During Paris Fashion Week in October 2003, Alber Elbaz showed his Lanvin collection for next Spring. A dress from this collection is shown on the left. His particular focus was seamless draping, possibly the trickiest of all technical challenges. He showed slinky thirties-era glamour. He wrapped satin and taffeta around the body, with edges tied in loose flat bows or flicks out from sides of dresses. Silver or bronze sequined dresses looked divine and right in step with this season's styles. He described how the collection evolved by saying "every dress was done three times and everytime I cancelled something, in the end we only did dresses made out of one piece of fabric. This was new for me, very light, almost timeless. I added masks to give a mood of carnival of happiness and enjoyment." If you want to read more about Alber Elbaz career, click here.

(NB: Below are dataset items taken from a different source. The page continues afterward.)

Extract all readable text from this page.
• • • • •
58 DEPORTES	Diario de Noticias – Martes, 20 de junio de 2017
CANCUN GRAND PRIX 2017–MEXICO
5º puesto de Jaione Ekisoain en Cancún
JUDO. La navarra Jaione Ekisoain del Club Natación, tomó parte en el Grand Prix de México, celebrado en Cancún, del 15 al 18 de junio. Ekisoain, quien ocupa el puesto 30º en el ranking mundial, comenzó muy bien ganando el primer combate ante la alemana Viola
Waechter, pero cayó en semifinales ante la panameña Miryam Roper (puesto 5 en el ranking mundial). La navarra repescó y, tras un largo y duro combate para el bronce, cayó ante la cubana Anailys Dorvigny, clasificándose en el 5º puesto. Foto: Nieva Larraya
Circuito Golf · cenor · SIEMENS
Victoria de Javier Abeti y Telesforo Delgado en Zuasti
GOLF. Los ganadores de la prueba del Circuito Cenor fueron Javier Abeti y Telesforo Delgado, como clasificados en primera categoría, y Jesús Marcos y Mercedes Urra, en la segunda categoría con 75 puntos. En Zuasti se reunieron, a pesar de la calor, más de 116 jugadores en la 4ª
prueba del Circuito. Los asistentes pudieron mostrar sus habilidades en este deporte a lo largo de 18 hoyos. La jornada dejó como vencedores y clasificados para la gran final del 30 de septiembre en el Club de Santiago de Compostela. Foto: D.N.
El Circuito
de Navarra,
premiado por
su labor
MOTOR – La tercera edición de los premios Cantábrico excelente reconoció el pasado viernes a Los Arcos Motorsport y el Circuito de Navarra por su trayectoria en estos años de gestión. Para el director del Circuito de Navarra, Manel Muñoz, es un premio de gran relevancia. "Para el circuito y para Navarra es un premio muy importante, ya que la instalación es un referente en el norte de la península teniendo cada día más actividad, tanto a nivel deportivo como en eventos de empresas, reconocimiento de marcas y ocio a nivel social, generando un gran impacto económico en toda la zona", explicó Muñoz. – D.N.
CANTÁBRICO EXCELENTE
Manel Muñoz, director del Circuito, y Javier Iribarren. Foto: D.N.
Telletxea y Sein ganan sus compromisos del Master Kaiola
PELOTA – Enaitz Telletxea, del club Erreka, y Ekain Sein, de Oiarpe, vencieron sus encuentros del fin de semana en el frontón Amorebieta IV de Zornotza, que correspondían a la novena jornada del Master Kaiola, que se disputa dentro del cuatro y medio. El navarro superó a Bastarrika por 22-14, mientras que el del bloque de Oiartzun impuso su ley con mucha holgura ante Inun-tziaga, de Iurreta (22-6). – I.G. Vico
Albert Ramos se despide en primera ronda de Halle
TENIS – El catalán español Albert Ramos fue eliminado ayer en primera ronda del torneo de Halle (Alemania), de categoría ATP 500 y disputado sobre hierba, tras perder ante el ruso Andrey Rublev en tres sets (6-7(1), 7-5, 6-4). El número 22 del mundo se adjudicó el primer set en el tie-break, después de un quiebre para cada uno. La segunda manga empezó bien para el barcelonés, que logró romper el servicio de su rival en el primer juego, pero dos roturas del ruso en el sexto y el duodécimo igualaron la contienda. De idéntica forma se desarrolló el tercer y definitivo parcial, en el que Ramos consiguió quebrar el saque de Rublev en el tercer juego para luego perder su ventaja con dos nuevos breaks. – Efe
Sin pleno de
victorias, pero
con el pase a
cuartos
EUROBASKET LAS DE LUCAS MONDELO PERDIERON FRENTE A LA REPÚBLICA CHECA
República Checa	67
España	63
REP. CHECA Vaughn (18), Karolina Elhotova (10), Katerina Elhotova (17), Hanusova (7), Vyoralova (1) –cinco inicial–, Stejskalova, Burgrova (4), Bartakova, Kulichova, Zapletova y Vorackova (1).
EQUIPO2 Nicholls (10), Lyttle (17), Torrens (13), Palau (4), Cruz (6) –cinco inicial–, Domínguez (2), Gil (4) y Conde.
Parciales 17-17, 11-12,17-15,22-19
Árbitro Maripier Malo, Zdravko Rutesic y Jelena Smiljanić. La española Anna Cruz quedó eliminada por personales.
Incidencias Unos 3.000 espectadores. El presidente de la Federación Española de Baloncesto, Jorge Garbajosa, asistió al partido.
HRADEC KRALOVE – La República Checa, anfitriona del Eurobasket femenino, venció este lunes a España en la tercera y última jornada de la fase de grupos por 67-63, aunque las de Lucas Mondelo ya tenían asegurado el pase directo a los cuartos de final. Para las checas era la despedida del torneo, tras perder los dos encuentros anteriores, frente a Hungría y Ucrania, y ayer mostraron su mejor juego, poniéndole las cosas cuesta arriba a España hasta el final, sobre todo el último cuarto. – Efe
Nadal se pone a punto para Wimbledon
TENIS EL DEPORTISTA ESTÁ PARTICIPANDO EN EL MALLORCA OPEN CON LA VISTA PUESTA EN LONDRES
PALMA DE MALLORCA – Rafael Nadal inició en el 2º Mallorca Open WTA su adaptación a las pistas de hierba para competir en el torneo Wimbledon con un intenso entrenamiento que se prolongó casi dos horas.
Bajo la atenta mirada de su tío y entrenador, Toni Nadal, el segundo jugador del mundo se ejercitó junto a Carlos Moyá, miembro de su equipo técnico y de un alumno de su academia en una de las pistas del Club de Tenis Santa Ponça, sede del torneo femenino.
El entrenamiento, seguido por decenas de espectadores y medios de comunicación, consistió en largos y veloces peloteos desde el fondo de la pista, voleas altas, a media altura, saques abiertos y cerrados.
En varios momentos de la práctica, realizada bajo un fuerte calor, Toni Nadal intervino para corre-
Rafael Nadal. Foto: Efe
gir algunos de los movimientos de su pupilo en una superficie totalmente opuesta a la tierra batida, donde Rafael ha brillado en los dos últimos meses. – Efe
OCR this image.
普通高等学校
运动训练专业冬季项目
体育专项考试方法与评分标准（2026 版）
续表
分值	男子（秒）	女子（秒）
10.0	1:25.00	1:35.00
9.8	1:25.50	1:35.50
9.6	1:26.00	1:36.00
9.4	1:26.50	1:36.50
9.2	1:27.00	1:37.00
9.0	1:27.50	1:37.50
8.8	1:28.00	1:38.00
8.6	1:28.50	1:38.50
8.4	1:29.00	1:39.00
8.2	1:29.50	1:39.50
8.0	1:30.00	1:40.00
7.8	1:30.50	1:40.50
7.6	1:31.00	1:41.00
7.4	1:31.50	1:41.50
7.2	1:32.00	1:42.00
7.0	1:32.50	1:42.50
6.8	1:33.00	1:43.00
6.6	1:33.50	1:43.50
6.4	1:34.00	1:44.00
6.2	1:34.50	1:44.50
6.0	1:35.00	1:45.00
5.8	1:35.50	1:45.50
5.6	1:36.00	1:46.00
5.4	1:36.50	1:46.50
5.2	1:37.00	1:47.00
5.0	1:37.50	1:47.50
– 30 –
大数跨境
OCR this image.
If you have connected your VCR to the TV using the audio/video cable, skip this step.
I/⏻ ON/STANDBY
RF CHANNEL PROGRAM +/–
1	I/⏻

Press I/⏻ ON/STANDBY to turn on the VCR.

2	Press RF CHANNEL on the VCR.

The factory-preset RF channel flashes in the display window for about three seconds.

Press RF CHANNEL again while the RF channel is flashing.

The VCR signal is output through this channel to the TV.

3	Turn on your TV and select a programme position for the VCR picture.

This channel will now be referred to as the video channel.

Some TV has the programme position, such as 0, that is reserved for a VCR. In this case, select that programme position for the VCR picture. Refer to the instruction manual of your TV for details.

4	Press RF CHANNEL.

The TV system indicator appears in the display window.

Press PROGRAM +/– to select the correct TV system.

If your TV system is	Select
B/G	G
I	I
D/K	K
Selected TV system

Fall/Winter 2004 ready-to-wear

Alber Elbaz presented the Lanvin Fall collection in Paris during Fashion Week in March 2004. An outfit from the show is pictured on the right. this is a glorious feather coat which seems to fly away. Alber is a favourite with celebrity ladies because of his signature touches. His taffeta trench coats, satin ribbon details, his use of jewelry. This time he pinned crystal flower brooches on day dresses and put shredded chiffon roses in buttonholes. Some of his creations were so innovative, like a twisted loop at the back of a short black silk dress that opened to transform into a train. Another was a draped silk apron that untied to leave a bare shif beneath. He showed vests which could be worn over or under coats and detachable collars and cuffs to change your outfit according to your mood.

Spring/Summer 2005

During Paris Fashion Week in October 2004, Alber Elbaz showed his Lanvin collection for next Spring. A dress from this collection is shown on the left. This collection emphasized the success that Alber is having, showing generous skirts and puffy silhouettes drenched in exquisite colour from intense purples through sophisticated neutrals and pastels. He used Greek pleats along the lines of Madame Gres' creations and flowy gowns like Fortuny's tunics. His embellishments were strands of pearls, ribbons or blue stones, and he even added brass-bobbles to pockets.

Autumn/Winter 2005

The much beloved Alber Elbaz' Autumn/Winter collection for the house of Lanvin, was shown during Paris Fashion Week in March 2005. On the left is one of the beautiful Little Black Dresses included in the show, this one with a high waist line and a fluttering chiffon skirt. He has been most successful at Lanvin because of his soft dresses and simple coats. He played with different silhouettes in a masterful way, short and wide for a swing coat or full skirt and long and slim with a mini trench coat. A sharp tuxedo coat dress or a playful feathered dress, along with a grey jersey column that was grace itself.

Lanvin's Success

Alber has become much beloved by Lanvin clientele. He uses not only black, or the white he chose when Rei Kawakubo of Comme des Garcons asked him to participate in her London store, but also vivid satins in parakeet green or fuscsia, or a bright red trenchcoat. He says that his boss offers him freedom and respect so that he can mix sportswear with couture grace, comfort with elegance.

Spring/Summer 2006
Paris Fashion Week

Alber Elbaz presented his Lanvin Spring/Summer 2006 collection during Paris Fashion Week in October 2005. A grey satin sleeveless knee-lenth dress from the collection is shown on the right. It has applique black satin flowers on it. He went for the eighties look, with a lot of black clothes worn with obi sashes or a Japanese hair ornament. Shoulders were sharper this season, and neckties gave some clothes a masculine air. He used Japan and cherry blossoms as inspiration for his cocktail dresses. He did use a few witty details, like a zipper deliberately left half closed on the back of a dress. Kimono dresses, delicately wrapped, were charming.